Борзенков: Отсечение лишнего — будь то люди или целые подразделения — довольно жестко. Чтобы резать по живому, нужно и самому измениться…

Тарасов: Известно, что стрелять в противника, который за двести метров, проще, чем выпускать пулю в живот тому, кто от тебя в двух метрах. Поэтому руководитель часто не решается сократить людей из своего «статусного» окружения с их высокими окладами. Пусть даже они сто лет уже не нужны, но уволить таких неудобно из-за сложившихся связей — личных, семейных, общих знакомых и прочего. Психологически проще уволить тех, кто далеко, «маленьких», но нередко именно они, эти маленькие, и выполняют основную работу.

Борзенков: Значит прежде нужно разорвать связи с ближайшим окружением на работе. Когда нанимаешь и выплачиваешь премии и бонусы — это одно. А если приходится затягивать пояса, отнимать и увольнять — где сил взять?

Тарасов: Чтобы сократить, невзирая на лица, нужно просто действовать экологично. Например, Эстония так последовательно задвигала русских людей во второй сорт, что ни разу это не вызвало никакого бунта и крови. Сначала появилась идея закона. Когда русские начинали волноваться, им говорили: «Да это наши радикалы-дураки, что вы их слушаете!». Через какое-то время вносится законопроект. Опять волнения. Снова успокаивают: «Это всего лишь законопроект. Думаете, парламент проголосует?» В третьем чтении законопроект принимается. Людей просят не волноваться: «Еще президент не читал, а он вряд ли утвердит такую ерунду!» Потом и президент утверждает. Когда все происходит поэтапно, люди не понимают, где им обидеться, где рассердиться, и все проходит без больших проблем.
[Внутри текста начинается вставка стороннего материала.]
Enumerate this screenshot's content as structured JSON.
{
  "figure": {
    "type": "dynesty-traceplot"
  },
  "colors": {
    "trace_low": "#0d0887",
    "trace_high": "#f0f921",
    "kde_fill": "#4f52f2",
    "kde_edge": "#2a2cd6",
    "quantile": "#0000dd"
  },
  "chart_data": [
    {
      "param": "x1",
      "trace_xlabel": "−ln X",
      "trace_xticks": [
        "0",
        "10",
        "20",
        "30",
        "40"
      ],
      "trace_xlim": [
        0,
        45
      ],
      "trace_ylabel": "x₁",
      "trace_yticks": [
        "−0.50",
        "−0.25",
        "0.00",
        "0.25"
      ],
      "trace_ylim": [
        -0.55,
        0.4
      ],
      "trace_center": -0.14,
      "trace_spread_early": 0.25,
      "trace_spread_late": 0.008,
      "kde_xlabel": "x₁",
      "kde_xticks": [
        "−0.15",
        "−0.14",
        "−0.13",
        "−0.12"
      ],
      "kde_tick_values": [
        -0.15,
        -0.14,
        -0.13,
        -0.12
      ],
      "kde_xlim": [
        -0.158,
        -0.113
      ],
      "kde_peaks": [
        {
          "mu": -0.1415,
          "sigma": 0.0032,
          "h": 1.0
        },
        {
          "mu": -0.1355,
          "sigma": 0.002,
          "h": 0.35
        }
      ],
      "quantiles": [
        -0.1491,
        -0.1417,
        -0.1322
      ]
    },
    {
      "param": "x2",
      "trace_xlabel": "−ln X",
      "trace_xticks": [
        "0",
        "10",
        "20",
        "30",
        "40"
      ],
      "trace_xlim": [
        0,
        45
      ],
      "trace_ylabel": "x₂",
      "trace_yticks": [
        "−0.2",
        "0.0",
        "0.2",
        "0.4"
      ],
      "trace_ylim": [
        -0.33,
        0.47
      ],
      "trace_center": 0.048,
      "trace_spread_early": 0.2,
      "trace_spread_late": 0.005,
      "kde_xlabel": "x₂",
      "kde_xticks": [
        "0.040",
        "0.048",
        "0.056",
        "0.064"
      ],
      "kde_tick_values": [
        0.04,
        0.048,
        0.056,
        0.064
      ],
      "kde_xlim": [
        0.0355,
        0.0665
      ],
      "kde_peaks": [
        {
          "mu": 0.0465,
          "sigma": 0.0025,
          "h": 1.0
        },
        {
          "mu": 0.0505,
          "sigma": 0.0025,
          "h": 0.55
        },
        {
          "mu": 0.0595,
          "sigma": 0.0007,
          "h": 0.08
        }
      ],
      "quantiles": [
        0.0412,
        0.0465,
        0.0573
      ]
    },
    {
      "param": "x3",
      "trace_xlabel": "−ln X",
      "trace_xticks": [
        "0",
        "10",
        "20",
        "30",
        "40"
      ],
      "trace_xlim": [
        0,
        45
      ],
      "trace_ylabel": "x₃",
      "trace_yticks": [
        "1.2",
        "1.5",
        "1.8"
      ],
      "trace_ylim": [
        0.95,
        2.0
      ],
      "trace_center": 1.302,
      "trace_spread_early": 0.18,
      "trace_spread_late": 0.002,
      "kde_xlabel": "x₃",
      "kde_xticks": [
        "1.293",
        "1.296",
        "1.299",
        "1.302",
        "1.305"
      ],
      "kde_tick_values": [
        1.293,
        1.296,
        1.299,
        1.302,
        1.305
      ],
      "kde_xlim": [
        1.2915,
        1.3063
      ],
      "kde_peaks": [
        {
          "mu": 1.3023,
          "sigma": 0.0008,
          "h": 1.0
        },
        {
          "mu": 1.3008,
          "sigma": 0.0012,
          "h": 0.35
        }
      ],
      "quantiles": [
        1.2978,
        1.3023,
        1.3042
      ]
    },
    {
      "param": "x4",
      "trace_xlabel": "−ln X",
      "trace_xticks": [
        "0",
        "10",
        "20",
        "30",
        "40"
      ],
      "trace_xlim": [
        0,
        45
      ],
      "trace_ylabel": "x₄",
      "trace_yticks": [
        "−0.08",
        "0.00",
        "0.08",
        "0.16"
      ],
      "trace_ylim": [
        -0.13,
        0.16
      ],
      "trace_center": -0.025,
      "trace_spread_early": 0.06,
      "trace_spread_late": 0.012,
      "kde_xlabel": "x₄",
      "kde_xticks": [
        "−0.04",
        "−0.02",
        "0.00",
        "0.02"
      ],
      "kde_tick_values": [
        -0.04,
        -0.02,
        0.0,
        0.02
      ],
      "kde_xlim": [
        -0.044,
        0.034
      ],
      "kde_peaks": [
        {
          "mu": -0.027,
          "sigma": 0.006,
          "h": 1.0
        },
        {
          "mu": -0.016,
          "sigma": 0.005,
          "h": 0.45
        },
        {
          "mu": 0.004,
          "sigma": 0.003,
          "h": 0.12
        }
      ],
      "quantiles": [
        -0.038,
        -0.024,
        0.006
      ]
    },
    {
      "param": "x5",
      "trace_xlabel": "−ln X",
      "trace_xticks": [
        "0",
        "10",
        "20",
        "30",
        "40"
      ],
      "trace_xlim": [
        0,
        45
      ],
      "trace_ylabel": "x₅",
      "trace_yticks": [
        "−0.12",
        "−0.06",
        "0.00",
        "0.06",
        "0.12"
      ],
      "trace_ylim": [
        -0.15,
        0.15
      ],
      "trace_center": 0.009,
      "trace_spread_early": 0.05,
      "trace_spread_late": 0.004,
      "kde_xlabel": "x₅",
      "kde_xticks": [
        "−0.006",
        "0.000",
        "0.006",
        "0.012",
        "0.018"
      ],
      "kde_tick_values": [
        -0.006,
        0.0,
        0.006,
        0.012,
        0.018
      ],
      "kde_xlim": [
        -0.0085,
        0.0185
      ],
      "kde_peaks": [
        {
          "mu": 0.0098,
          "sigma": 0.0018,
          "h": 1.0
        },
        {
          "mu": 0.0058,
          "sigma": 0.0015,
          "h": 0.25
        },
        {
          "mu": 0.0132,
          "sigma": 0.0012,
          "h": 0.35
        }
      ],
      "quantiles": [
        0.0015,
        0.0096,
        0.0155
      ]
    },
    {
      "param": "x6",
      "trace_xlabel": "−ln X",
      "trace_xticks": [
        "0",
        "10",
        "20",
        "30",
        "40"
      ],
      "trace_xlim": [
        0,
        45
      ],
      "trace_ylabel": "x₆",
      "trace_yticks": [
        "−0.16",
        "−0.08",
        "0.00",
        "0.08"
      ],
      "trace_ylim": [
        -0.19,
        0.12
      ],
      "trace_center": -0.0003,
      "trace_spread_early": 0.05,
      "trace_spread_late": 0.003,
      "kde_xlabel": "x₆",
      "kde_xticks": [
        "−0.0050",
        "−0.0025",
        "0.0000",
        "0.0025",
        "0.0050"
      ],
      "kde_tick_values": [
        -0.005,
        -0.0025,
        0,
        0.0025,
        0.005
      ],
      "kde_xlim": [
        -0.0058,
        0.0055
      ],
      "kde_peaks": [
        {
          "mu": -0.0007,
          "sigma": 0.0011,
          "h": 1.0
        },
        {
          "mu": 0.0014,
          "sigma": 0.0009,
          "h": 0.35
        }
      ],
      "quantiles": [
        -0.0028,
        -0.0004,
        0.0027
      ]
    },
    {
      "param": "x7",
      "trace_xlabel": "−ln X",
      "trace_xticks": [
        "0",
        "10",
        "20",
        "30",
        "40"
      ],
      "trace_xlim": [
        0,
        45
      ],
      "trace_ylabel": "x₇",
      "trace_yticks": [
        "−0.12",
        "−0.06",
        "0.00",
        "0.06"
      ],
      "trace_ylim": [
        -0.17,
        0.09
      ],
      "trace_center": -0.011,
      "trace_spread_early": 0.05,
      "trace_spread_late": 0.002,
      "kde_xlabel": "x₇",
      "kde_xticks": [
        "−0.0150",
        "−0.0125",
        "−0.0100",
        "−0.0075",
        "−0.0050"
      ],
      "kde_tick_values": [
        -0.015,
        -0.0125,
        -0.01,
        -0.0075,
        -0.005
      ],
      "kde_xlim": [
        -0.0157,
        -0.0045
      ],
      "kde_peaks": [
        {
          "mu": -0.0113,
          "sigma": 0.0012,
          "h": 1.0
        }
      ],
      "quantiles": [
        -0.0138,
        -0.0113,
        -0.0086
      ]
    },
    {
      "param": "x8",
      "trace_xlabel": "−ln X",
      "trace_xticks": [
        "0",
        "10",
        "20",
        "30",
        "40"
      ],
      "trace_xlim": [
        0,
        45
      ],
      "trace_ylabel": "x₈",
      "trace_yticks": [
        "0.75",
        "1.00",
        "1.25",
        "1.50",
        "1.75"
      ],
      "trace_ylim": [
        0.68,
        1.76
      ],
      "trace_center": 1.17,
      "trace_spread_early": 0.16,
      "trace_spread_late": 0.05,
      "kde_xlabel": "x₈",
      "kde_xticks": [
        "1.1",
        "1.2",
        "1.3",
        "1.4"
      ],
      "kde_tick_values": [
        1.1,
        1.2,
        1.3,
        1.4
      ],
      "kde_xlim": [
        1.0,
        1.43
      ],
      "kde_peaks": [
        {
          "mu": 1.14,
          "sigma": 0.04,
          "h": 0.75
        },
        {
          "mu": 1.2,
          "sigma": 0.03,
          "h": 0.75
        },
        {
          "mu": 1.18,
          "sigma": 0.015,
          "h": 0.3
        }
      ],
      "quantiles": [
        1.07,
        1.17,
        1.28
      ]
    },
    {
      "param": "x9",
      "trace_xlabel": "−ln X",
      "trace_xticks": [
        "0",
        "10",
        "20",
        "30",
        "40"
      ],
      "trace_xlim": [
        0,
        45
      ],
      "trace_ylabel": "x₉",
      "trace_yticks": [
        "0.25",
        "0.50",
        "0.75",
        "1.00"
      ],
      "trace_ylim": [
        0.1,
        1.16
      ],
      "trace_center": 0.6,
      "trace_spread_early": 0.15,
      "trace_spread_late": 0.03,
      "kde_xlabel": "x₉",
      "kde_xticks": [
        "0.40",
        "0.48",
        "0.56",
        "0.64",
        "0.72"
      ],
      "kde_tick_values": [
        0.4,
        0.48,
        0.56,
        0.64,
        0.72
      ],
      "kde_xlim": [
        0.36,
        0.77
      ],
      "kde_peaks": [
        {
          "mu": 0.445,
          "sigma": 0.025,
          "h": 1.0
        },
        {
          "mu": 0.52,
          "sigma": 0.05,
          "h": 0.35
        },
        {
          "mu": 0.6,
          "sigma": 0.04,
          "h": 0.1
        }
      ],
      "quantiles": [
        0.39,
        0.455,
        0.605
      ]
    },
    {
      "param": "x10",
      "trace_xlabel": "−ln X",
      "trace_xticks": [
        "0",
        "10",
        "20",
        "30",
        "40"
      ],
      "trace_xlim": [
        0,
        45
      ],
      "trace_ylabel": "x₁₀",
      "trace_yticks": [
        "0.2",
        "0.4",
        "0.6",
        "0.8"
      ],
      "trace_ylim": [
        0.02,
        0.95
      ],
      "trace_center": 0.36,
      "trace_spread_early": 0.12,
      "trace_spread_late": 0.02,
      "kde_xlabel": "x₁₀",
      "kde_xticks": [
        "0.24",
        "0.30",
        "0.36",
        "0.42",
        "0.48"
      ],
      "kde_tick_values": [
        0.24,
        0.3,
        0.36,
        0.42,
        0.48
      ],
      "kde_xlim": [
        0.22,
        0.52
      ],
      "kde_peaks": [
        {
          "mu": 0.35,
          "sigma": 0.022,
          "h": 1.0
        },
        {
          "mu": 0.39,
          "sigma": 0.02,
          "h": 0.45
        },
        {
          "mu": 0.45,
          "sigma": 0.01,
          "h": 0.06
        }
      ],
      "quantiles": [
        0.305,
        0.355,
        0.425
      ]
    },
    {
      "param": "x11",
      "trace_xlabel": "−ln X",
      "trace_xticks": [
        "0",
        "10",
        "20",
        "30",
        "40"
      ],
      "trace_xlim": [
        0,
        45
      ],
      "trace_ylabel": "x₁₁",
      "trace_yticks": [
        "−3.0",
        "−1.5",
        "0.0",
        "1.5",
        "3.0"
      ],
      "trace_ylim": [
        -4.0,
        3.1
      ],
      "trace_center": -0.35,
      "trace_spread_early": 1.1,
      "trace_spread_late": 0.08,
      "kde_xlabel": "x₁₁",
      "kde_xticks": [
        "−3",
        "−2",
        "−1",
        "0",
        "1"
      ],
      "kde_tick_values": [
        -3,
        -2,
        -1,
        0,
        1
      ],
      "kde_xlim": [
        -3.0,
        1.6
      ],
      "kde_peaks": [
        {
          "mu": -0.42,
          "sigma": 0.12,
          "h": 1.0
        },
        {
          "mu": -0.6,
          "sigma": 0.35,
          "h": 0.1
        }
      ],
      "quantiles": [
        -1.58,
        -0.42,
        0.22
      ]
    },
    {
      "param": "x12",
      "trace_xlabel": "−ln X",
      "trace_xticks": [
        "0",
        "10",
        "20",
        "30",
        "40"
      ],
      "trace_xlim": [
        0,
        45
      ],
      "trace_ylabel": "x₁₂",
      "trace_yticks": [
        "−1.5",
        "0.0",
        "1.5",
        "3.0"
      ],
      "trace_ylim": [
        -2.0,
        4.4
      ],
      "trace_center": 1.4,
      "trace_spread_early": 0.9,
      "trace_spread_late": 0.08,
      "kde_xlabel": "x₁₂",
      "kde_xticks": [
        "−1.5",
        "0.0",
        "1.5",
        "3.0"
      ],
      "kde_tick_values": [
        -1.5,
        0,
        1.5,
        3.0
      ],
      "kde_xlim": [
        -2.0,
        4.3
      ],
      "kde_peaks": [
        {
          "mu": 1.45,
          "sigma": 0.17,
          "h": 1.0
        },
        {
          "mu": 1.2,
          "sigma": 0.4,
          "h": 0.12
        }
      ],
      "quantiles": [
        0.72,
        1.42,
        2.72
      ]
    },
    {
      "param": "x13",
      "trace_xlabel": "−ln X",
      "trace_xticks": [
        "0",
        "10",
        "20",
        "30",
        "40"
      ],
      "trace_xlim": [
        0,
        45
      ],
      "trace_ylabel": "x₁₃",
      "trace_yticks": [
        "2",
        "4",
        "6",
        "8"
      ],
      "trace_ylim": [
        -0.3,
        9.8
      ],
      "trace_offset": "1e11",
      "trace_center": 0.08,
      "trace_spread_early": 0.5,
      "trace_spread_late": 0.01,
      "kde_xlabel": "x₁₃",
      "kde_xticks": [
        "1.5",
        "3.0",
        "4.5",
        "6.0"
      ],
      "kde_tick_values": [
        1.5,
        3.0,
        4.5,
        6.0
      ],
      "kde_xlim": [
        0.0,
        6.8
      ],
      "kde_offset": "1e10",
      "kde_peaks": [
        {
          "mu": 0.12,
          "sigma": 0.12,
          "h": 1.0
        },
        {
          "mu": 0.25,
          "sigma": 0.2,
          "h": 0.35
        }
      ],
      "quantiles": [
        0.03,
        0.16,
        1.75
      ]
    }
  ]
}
Борзенков: Отрезать кошке хвост по кусочкам…

Тарасов: Здесь другое. Надо примериваться, примериваться, а потом раз — и рубануть. И пока ты примеривался, кошка уже свыклась с мыслью, что хвоста нет. Руководитель может допустить дозированную утечку информации. Она позволит людям подготовиться к тому, что кого-то уволят, и психологически, и организационно. Одним важно сохранить лицо и уволиться самим, другие поостерегутся брать кредиты или начнут подыскивать работу. Утечка выгодна обеим сторонам. Это не манипулирование, а такт. Можно пойти и другим путем. Готовить список не на увольнение, а тех, кого оставят в любом случае. И вы тогда выбираете себе роль не того, кто режет по живому, а того, кто спасает самых лучших. Не того, кто выбрасывает из лодки лишних, а того, кто забирает в лодку тонущих! Немного сменили акцент, и другая атмосфера в коллективе и другие ощущения у людей. Наши руководители небрежно относятся к мелочам, ритуалам, формулировкам, а это играет большую роль. Не надо работать топором там, где можно долотом. Говоря словами нашего главного юмориста Жванецкого, — «тщательнЕе надо!».

Борзенков: А с точки зрения личностных техник как подготовиться?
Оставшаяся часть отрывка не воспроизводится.